I remember my amazement when I first walked on the Confluence Trail as it broadened to a meadow near the point where the South and the North Forks joined. So this was the Creek! Who knew? We worked with a Boy Scout troop to whack and pull up choking invasives. Another time, people joined to plant chestnuts and another to pick up trash in a swale and another to mow the trail or help with native tree plantings. Hard, gratifying work and lots of it.
Today, I walk the trail with relative ease. I get on at Armand Park in my neighborhood and fairly soon reach a rain garden right on the trail. It’s a glorious and thoughtfully constructed assembly of honey-colored boulders and native plants that slows storm-water runoff coming from a nearby culvert, preventing erosion and pollution of the creek. Right now, the plants are dormant (they need a rest, too), and the boulders even more prominent. Together, they hold the soil as if to say, “We’re staying put.”
Farther on, dun-colored river oats hug the banks as I walk through a cathedral of trees. Here the trail offers a fuller view of the creek itself as it meanders along before approaching the I-85 overpass. A snapping turtle suns itself on a log that juts into the water. Birds keep watch from water oaks and pines. Ahead, native trees and plants, such as yellowwood and sumac, installed a few years ago with the help of Trees Atlanta volunteers, dot the landscape. When they leaf out in spring, these natives and many others will help mute nearby highway traffic.

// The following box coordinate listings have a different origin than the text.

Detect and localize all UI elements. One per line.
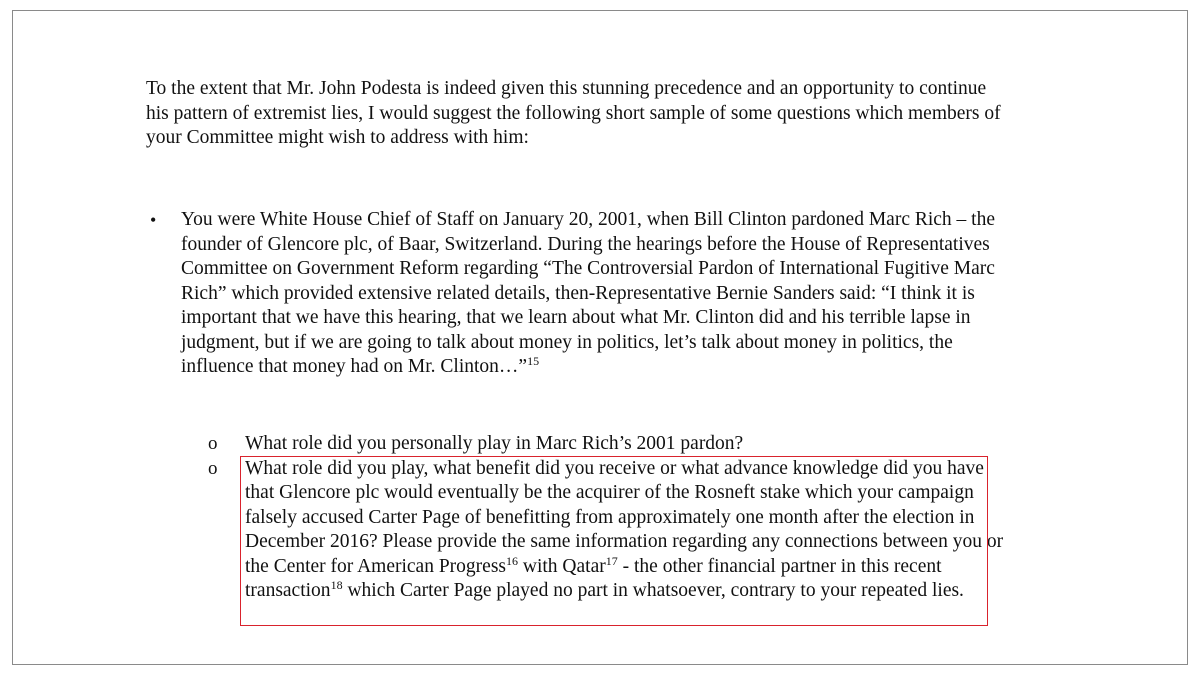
sub-question-2-part-4: which Carter Page played no part in whatsoever, contrary to your repeated lies. xyxy=(342,580,964,601)
sub-question-2-part-2: with Qatar xyxy=(518,555,606,577)
footnote-17: 17 xyxy=(605,553,618,568)
sub-question-2-part-3: - the other financial partner in this recent transaction xyxy=(245,555,942,601)
footnote-15: 15 xyxy=(527,354,540,368)
sub-question-list xyxy=(208,432,1008,604)
document-page xyxy=(12,10,1188,665)
bullet-marker: • xyxy=(150,210,157,230)
bullet-paragraph xyxy=(181,208,1011,380)
footnote-16: 16 xyxy=(506,553,519,568)
sub-question-2-text xyxy=(245,457,1008,604)
sub-question-item-2 xyxy=(208,457,1008,604)
bullet-text: You were White House Chief of Staff on January 20, 2001, when Bill Clinton pardoned Marc Rich – the founder of Glencore plc, of Baar, Switzerland. During the hearings before the House of Representatives Committee on Government Reform regarding “The Controversial Pardon of International Fugitive Marc Rich” which provided extensive related details, then-Representative Bernie Sanders said: “I think it is important that we have this hearing, that we learn about what Mr. Clinton did and his terrible lapse in judgment, but if we are going to talk about money in politics, let’s talk about money in politics, the influence that money had on Mr. Clinton…” xyxy=(181,209,996,377)
sub-question-1-text: What role did you personally play in Marc Rich’s 2001 pardon? xyxy=(245,433,744,454)
sub-marker-1: o xyxy=(208,433,218,454)
footnote-18: 18 xyxy=(330,578,343,592)
sub-marker-2: o xyxy=(208,457,218,479)
sub-question-2-part-1: What role did you play, what benefit did you receive or what advance knowledge did you have that Glencore plc would eventually be the acquirer of the Rosneft stake which your campaign falsely accused Carter Page of benefitting from approximately one month after the election in December 2016? Please provide the same information regarding any connections between you or the Center for American Progress xyxy=(245,457,1004,577)
sub-question-item-1 xyxy=(208,432,1008,457)
intro-paragraph: To the extent that Mr. John Podesta is indeed given this stunning precedence and an opportunity to continue his pattern of extremist lies, I would suggest the following short sample of some questions which members of your Committee might wish to address with him: xyxy=(146,78,1001,148)
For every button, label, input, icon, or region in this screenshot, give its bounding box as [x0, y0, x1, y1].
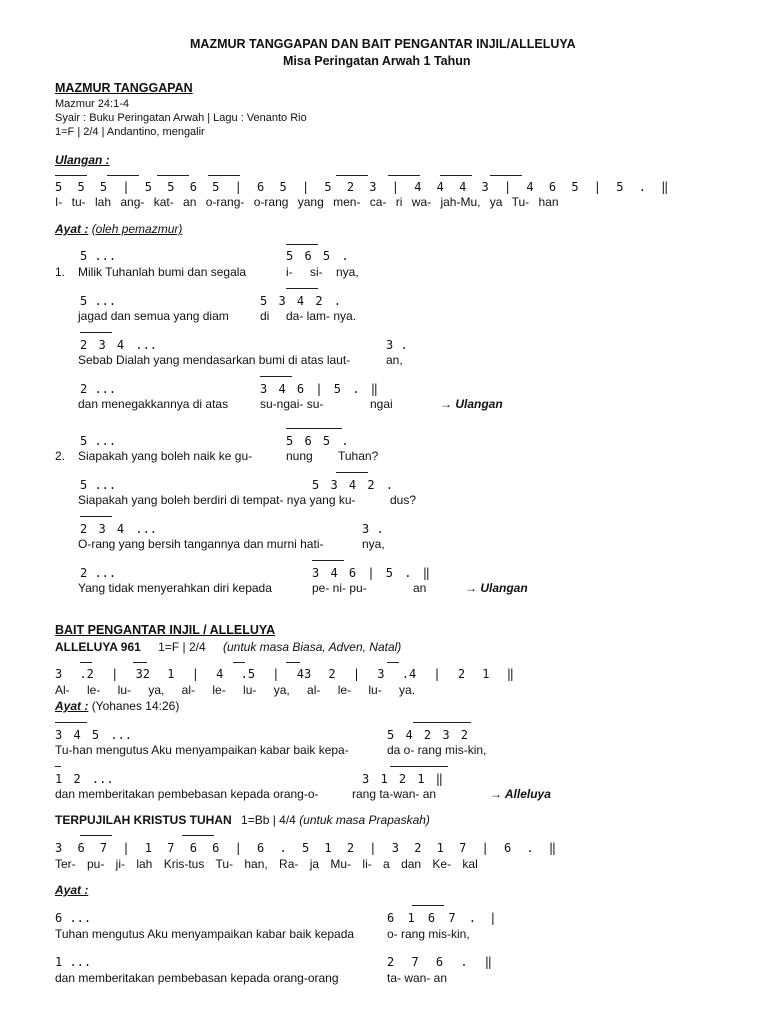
beam — [490, 175, 522, 176]
v1-l1-syl: nya, — [336, 265, 359, 279]
b2-syl: ta- wan- an — [387, 971, 448, 985]
beam — [387, 662, 399, 663]
v1-l2-notes-a: 5 ... — [80, 294, 117, 308]
ayat-line — [55, 222, 182, 236]
mazmur-key: 1=F | 2/4 | Andantino, mengalir — [55, 126, 205, 138]
v1-l3-notes-a: 2 3 4 ... — [80, 338, 158, 352]
ayat-label: Ayat : — [55, 222, 89, 236]
b2-notes-a: 1 ... — [55, 955, 92, 969]
beam — [182, 835, 214, 836]
alleluya-line — [55, 640, 401, 654]
beam — [133, 662, 147, 663]
ulangan-lyric: I- tu- lah ang- kat- an o-rang- o-rang yang men- ca- ri wa- jah-Mu, ya Tu- han — [55, 195, 559, 209]
beam — [157, 175, 189, 176]
v1-l1-notes-b: 5 6 5 . — [286, 249, 349, 263]
v2-l4-syl: pe- ni- pu- — [312, 581, 367, 595]
a2-notes-a: 1 2 ... — [55, 772, 114, 786]
v2-l4-syl: an — [413, 581, 427, 595]
a1-syl: da o- rang mis-kin, — [387, 743, 487, 757]
v2-num: 2. — [55, 449, 66, 463]
v1-l3-text: Sebab Dialah yang mendasarkan bumi di atas laut- — [78, 353, 351, 367]
mazmur-ref: Mazmur 24:1-4 — [55, 98, 129, 110]
beam — [55, 175, 87, 176]
v2-l2-notes-b: 5 3 4 2 . — [312, 478, 394, 492]
v2-l2-text: Siapakah yang boleh berdiri di tempat- nya yang ku- — [78, 493, 356, 507]
v2-ulangan-ref: → Ulangan — [465, 581, 528, 595]
v2-l3-syl: nya, — [362, 537, 385, 551]
bait-ayat-line — [55, 699, 179, 713]
v2-l2-notes-a: 5 ... — [80, 478, 117, 492]
v2-l4-notes-a: 2 ... — [80, 566, 117, 580]
a1-text: Tu-han mengutus Aku menyampaikan kabar baik kepa- — [55, 743, 349, 757]
v1-l4-text: dan menegakkannya di atas — [78, 397, 229, 411]
a1-notes-b: 5 4 2 3 2 — [387, 728, 469, 742]
beam — [286, 662, 300, 663]
tk-line — [55, 813, 430, 827]
ayat-performer: (oleh pemazmur) — [91, 222, 183, 236]
v1-ulangan-ref: → Ulangan — [440, 397, 503, 411]
v1-l2-syl: da- lam- nya. — [286, 309, 357, 323]
ulangan-label: Ulangan : — [55, 153, 110, 167]
v2-l4-text: Yang tidak menyerahkan diri kepada — [78, 581, 272, 595]
b1-notes-b: 6 1 6 7 . | — [387, 911, 497, 925]
mazmur-heading: MAZMUR TANGGAPAN — [55, 81, 193, 95]
beam — [390, 766, 448, 767]
tk-notes: 3 6 7 | 1 7 6 6 | 6 . 5 1 2 | 3 2 1 7 | 6 . ‖ — [55, 841, 557, 855]
a2-notes-b: 3 1 2 1 ‖ — [362, 772, 444, 786]
v1-l3-notes-b: 3 . — [386, 338, 408, 352]
beam — [80, 332, 112, 333]
beam — [286, 428, 342, 429]
alleluya-lyric: Al- le- lu- ya, al- le- lu- ya, al- le- lu- ya. — [55, 683, 416, 697]
beam — [388, 175, 420, 176]
page-subtitle: Misa Peringatan Arwah 1 Tahun — [283, 54, 471, 68]
v1-l1-notes-a: 5 ... — [80, 249, 117, 263]
v1-l1-text: Milik Tuhanlah bumi dan segala — [78, 265, 247, 279]
alleluya-key: 1=F | 2/4 — [158, 640, 206, 654]
v2-l4-notes-b: 3 4 6 | 5 . ‖ — [312, 566, 430, 580]
b1-syl: o- rang mis-kin, — [387, 927, 470, 941]
v1-l3-syl: an, — [386, 353, 403, 367]
beam — [440, 175, 472, 176]
b2-text: dan memberitakan pembebasan kepada orang-orang — [55, 971, 339, 985]
beam — [233, 662, 245, 663]
bait-heading: BAIT PENGANTAR INJIL / ALLELUYA — [55, 623, 276, 637]
v2-l1-notes-a: 5 ... — [80, 434, 117, 448]
v1-l2-notes-b: 5 3 4 2 . — [260, 294, 342, 308]
tk-title: TERPUJILAH KRISTUS TUHAN — [55, 813, 232, 827]
bait-ayat-ref: (Yohanes 14:26) — [91, 699, 180, 713]
beam — [413, 722, 471, 723]
b1-text: Tuhan mengutus Aku menyampaikan kabar baik kepada — [55, 927, 355, 941]
tk-lyric: Ter- pu- ji- lah Kris-tus Tu- han, Ra- ja Mu- li- a dan Ke- kal — [55, 857, 478, 871]
v1-l2-text: jagad dan semua yang diam — [78, 309, 229, 323]
beam — [312, 560, 344, 561]
b2-notes-b: 2 7 6 . ‖ — [387, 955, 493, 969]
tk-ayat-label: Ayat : — [55, 883, 89, 897]
a2-syl: rang ta-wan- an — [352, 787, 437, 801]
page-title: MAZMUR TANGGAPAN DAN BAIT PENGANTAR INJIL/ALLELUYA — [190, 37, 576, 51]
v1-l2-syl: di — [260, 309, 270, 323]
v2-l3-notes-a: 2 3 4 ... — [80, 522, 158, 536]
alleluya-title: ALLELUYA 961 — [55, 640, 141, 654]
beam — [55, 766, 61, 767]
a2-alleluya-ref: → Alleluya — [490, 787, 551, 801]
beam — [286, 244, 318, 245]
v1-l4-syl: su-ngai- su- — [260, 397, 324, 411]
v2-l1-syl: Tuhan? — [338, 449, 379, 463]
ulangan-notes: 5 5 5 | 5 5 6 5 | 6 5 | 5 2 3 | 4 4 4 3 | 4 6 5 | 5 . ‖ — [55, 180, 669, 194]
beam — [336, 175, 368, 176]
a1-notes-a: 3 4 5 ... — [55, 728, 133, 742]
beam — [336, 472, 368, 473]
v1-num: 1. — [55, 265, 66, 279]
v2-l1-text: Siapakah yang boleh naik ke gu- — [78, 449, 253, 463]
beam — [80, 516, 112, 517]
beam — [412, 905, 444, 906]
v1-l4-notes-b: 3 4 6 | 5 . ‖ — [260, 382, 378, 396]
beam — [286, 288, 318, 289]
a2-text: dan memberitakan pembebasan kepada orang-o- — [55, 787, 319, 801]
v2-l1-notes-b: 5 6 5 . — [286, 434, 349, 448]
bait-ayat-label: Ayat : — [55, 699, 89, 713]
tk-key: 1=Bb | 4/4 — [241, 813, 296, 827]
v1-l1-syl: si- — [310, 265, 323, 279]
beam — [55, 722, 87, 723]
v2-l3-text: O-rang yang bersih tangannya dan murni hati- — [78, 537, 324, 551]
beam — [107, 175, 139, 176]
alleluya-season: (untuk masa Biasa, Adven, Natal) — [222, 640, 402, 654]
beam — [80, 662, 92, 663]
mazmur-credits: Syair : Buku Peringatan Arwah | Lagu : Venanto Rio — [55, 112, 307, 124]
v1-l1-syl: i- — [286, 265, 293, 279]
v2-l3-notes-b: 3 . — [362, 522, 384, 536]
b1-notes-a: 6 ... — [55, 911, 92, 925]
v1-l4-notes-a: 2 ... — [80, 382, 117, 396]
v2-l2-syl: dus? — [390, 493, 417, 507]
beam — [80, 835, 112, 836]
v2-l1-syl: nung — [286, 449, 313, 463]
v1-l4-syl: ngai — [370, 397, 393, 411]
tk-season: (untuk masa Prapaskah) — [299, 813, 430, 827]
alleluya-notes: 3 .2 | 32 1 | 4 .5 | 43 2 | 3 .4 | 2 1 ‖ — [55, 667, 514, 681]
beam — [208, 175, 240, 176]
beam — [260, 376, 292, 377]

And then, across the meadow, rises the magnificent 175-foot-long Confluence Bridge that now spans the junction of the North and South Forks. It glows copper in the sun, beckoning people like you and me to pause for a bird’s eye-view of the creek and then to walk the trail. When it opens, the bridge will also sport a ramp replete with viewing platforms, that we can take to enter the Confluence Trail going south or to head north and connect to other parts of the trail system. I can’t wait!
During this pandemic year, the Confluence Trail has been a gift to many people, offering us a way to be in the natural world—in all seasons. I hope you will make time in your lives to walk the trail whenever you can and take in its rugged yet fragile beauty. You might even decide you’d like to get involved in protecting the creek and its trails, and that would be all right with me. Perfect, in fact.